On my most recent trip to Japan, I scored some great new cookbooks. As I was thumbing through them (from right to left), a few notable differences struck me. Cookbooks and magazines everywhere have become more dependent on photography to atract buyers, but the photos and the page layouts were very different in Japanese books, and they tell us a lot about how we differ as a culture and as cooks.
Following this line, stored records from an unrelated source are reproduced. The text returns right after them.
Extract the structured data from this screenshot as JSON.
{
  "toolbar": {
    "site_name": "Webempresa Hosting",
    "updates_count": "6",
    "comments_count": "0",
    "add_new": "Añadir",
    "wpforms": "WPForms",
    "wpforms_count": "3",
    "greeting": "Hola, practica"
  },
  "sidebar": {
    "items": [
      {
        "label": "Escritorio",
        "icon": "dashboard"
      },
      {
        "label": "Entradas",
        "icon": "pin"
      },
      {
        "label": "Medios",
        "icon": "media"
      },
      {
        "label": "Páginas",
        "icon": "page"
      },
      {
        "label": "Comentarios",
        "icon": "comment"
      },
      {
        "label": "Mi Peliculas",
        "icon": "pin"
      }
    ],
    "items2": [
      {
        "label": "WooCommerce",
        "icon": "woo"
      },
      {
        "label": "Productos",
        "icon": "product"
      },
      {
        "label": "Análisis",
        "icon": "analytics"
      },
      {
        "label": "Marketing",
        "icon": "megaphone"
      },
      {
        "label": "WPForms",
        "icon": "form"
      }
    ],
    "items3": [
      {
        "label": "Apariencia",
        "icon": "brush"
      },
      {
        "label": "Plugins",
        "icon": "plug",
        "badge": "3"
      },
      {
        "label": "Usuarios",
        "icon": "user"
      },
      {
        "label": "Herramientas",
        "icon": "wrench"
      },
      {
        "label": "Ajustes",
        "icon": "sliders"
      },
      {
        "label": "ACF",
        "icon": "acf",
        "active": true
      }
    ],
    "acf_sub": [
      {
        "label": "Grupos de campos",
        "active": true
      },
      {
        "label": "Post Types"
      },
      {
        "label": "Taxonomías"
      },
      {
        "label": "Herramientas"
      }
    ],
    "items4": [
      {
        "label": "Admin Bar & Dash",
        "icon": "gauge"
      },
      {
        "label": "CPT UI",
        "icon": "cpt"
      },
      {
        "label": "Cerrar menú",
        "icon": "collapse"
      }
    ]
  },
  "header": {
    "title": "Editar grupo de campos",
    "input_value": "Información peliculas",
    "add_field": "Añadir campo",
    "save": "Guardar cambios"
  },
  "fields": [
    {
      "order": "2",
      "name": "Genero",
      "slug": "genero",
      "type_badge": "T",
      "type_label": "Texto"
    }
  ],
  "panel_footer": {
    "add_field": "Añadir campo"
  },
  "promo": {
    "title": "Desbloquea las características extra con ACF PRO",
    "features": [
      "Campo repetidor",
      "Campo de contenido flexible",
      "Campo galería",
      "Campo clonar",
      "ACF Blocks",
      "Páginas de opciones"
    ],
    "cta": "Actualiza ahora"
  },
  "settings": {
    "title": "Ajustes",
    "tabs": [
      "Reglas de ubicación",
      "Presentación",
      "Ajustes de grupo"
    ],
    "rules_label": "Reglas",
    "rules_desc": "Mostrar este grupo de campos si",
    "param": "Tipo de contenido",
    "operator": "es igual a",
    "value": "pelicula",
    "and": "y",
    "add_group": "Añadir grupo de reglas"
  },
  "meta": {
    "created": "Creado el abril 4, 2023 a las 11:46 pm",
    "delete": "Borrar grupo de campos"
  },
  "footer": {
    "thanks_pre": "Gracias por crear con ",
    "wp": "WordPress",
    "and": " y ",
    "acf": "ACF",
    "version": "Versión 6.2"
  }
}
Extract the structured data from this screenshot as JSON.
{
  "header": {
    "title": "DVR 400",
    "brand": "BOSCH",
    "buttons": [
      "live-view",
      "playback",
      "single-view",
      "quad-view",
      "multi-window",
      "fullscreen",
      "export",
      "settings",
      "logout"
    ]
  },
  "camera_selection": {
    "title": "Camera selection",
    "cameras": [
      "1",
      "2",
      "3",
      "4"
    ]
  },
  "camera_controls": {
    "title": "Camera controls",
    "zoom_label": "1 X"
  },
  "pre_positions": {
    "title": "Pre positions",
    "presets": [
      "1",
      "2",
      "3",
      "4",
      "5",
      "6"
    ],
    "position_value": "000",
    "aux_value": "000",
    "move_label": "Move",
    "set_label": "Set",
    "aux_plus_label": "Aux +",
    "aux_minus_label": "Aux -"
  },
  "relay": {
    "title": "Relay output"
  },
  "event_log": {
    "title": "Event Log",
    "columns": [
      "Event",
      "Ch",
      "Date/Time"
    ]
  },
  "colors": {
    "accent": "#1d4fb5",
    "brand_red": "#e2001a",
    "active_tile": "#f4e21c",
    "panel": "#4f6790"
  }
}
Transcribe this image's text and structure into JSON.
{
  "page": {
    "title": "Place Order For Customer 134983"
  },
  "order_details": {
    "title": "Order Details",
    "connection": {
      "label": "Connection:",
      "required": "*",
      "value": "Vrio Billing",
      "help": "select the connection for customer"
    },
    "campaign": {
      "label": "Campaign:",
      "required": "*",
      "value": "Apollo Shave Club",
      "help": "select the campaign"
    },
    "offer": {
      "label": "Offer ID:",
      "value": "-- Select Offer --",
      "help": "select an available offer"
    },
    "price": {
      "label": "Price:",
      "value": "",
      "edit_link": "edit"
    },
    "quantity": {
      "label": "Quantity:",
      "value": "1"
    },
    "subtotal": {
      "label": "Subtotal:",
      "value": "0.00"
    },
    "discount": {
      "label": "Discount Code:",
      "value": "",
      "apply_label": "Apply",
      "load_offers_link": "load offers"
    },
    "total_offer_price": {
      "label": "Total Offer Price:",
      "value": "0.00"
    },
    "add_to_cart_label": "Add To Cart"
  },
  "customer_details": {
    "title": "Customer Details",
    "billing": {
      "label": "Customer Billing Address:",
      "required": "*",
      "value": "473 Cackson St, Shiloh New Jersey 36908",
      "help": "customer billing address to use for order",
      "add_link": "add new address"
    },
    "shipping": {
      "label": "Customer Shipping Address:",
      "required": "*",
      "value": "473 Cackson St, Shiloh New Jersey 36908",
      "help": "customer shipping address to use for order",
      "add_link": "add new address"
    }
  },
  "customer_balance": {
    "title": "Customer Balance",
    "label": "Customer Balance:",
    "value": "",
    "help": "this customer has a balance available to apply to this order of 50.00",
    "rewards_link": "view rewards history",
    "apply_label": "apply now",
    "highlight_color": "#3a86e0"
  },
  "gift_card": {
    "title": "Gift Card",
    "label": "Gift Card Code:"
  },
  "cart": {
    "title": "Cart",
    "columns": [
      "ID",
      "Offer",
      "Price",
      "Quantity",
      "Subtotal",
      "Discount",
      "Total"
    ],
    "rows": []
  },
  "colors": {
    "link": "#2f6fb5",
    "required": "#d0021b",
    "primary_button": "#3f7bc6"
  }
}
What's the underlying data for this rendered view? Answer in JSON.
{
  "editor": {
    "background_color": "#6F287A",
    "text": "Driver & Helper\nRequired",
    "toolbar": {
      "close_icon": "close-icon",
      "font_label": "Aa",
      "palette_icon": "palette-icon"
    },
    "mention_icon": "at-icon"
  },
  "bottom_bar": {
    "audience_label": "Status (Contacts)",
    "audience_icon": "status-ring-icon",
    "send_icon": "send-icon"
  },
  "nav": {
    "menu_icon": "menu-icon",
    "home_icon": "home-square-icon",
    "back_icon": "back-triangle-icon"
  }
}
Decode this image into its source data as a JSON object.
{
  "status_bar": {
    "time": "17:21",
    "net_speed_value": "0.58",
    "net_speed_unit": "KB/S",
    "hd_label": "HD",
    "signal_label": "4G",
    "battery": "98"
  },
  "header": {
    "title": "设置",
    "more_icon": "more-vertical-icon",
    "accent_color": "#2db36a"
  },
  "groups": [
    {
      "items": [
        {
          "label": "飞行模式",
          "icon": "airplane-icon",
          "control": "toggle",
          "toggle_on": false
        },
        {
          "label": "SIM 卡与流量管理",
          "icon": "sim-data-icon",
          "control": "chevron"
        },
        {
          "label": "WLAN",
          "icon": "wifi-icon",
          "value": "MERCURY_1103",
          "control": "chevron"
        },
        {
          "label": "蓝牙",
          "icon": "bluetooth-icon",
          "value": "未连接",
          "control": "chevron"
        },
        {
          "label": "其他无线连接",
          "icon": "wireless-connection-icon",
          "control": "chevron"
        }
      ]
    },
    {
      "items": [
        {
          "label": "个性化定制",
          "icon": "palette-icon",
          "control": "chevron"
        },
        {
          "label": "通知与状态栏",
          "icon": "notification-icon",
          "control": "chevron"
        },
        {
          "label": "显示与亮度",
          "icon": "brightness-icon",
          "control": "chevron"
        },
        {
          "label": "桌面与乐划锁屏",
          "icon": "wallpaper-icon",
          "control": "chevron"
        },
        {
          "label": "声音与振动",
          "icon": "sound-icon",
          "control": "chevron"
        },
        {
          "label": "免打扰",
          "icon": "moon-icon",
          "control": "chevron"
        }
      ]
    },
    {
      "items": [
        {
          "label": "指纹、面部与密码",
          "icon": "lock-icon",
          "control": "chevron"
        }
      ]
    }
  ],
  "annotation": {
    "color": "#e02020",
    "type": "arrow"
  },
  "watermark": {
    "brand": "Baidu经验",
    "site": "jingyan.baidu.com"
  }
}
Seasonal Beauty at Kikunoi
This beautiful book hit the shelves in English just weeks before my first trip to Japan in autumn of 2006. The chef, Yoshihiro Murata is the third generation chef of the family restaurant, Kikunoi. The book is divided into four chapters addressing the four seasons. The innovation of the book is that it often has a full page photo of his dishes with a description of its inspiration and meaning on the opposite page. It also displays the beautiful dishes and lacquerware that kaiseki is often served in, and how it is presented to the guest. All the recipes are presented at the end of the book in the appendix, not that the recipes are less relevant than the pictures. Murata-san is a very talented chef. The photography of the book is stunning, but the strength of the book lies in the stories that accompany his dishes, revealing both his innovation and purpose. Japanese cuisine, and especially kaiseki, is a highly seasonal and symbolic art whose meanings are often lost on foreigners. Kodansha (講談社) has been publishing in English for years, and are very experienced in translating for a foreign audience. I am greatly indebted to the chef and his publisher for the timing of this release, just prior to my first tour of Japan.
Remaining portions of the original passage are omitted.